Tentu hal ini menjadi sebuah warna pengalaman tersendiri yang menyenangkan bagi saya dan kawan-kawan, walaupun saya tidak ikut merayakan lebaran, kami bersama-sama merayakan kesukacitaan dan hari kemenangan seolah tak ada batas dan menikmati momen lebaran itu tanpa sekat, kasta dan prasangka serta bersukacita bersama.
Rumah orang tua kami pun tak luput dari anak-anak yang datang untuk bersilaturahmi dan diantaranya juga mengharap uang tersebut, hehe, yang juga telah disiapkan oleh Ayah dan Ibu kami.
Sungguh momen persahabatan kala ramadan yang tak akan terlupa.
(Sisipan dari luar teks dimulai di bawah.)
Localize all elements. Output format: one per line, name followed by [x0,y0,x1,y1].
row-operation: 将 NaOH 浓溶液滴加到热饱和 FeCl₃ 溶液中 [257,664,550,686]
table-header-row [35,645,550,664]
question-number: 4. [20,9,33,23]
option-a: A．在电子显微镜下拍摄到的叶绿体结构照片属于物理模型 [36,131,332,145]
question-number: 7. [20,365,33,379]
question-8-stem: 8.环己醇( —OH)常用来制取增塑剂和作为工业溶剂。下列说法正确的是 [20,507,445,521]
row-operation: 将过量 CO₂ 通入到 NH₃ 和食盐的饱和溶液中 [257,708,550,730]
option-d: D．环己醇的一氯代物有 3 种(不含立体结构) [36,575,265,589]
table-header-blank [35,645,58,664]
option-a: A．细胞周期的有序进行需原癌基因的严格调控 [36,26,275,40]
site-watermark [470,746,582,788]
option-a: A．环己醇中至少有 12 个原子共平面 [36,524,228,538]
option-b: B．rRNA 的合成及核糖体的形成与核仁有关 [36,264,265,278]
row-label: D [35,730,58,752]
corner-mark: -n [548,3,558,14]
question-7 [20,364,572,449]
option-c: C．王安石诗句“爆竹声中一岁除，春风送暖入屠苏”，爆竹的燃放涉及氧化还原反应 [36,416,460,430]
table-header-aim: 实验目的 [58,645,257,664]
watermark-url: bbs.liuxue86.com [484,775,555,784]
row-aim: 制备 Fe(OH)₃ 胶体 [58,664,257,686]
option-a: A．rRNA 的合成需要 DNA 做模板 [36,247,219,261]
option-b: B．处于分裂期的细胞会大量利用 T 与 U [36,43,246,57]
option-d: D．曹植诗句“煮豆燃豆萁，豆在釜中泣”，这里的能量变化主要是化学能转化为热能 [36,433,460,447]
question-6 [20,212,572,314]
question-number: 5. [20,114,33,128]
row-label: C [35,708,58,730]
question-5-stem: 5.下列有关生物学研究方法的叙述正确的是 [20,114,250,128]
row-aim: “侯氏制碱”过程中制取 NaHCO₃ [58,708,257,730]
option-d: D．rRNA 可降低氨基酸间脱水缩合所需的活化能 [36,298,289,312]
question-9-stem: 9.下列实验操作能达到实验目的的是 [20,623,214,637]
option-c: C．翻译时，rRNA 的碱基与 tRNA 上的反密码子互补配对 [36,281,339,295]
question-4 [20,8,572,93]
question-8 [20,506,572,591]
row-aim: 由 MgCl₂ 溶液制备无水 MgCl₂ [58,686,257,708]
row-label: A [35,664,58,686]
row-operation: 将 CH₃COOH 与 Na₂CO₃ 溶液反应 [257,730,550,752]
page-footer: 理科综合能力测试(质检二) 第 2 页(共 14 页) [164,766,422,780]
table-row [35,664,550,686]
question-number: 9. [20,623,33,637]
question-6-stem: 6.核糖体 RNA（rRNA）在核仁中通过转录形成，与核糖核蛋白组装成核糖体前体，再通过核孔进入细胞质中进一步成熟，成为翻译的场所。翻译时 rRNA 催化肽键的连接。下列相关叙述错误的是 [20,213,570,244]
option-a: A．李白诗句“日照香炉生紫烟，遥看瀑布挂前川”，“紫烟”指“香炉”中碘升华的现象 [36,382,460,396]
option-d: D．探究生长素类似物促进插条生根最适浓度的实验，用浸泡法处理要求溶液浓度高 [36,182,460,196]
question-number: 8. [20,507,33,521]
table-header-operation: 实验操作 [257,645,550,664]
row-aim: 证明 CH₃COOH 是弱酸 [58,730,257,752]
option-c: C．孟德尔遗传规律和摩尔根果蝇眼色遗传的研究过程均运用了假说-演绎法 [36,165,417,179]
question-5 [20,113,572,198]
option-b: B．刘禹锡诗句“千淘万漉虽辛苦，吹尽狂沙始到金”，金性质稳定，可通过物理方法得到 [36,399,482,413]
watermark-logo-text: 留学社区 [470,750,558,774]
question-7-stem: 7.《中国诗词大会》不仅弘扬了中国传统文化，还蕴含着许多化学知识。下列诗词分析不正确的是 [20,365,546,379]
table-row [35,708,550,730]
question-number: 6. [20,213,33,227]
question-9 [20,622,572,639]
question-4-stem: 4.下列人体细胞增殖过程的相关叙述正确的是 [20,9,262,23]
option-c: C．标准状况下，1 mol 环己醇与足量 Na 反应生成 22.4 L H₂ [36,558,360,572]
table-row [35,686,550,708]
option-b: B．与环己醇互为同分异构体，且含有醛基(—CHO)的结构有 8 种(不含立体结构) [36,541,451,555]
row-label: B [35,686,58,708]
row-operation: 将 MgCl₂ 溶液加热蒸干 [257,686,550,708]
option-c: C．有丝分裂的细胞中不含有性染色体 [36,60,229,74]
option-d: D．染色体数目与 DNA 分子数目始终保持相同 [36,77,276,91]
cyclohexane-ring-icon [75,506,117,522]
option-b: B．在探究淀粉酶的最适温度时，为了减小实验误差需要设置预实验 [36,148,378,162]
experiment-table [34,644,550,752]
Walaupun uang bukan yang terutama, tetapi rasa kebersamaan itulah yang membuat kami lebur tanpa adanya perbedaan.
Ini merupakan kenang-kenangan masa kecil saya pada momen lebaran kala itu. Tidak ada perbedaan. Kerukunan antar umat beragama terbina hingga pada saat kami beranjak dewasa.
Nilai yang tak akan saya buang, karena ini menjadi issue yang sangat penting untuk diturunkan serta diwariskan kepada generasi berikutnya.
Setelah saya beranjak dewasa dan kemudian nasib membawa saya tinggal di kota bertajuk kota toleransi, ramadan juga masih menjadi satu hal yang mewarnai pengalaman hidup saya. Tetangga sebelah-menyebelah memiliki tradisi berkunjung untuk memberikan selamat.
Tradisi Munjung pun menjadi salah satu ciri khas tersendiri, yaitu saling memberikan sajian makanan, kepada tetangga dan kerabat di tengah masa Ramadan ini, terlepas dari apa agamanya. Makna dibalik itu yang lebih penting, saling memperhatikan, saling melengkapi, saling menghormati diajarkan secara tersirat. Sejatinya, inilah Indonesia, satu dalam keberagaman.
Selamat menunaikan Ibadah Puasa, saudara-saudaraku.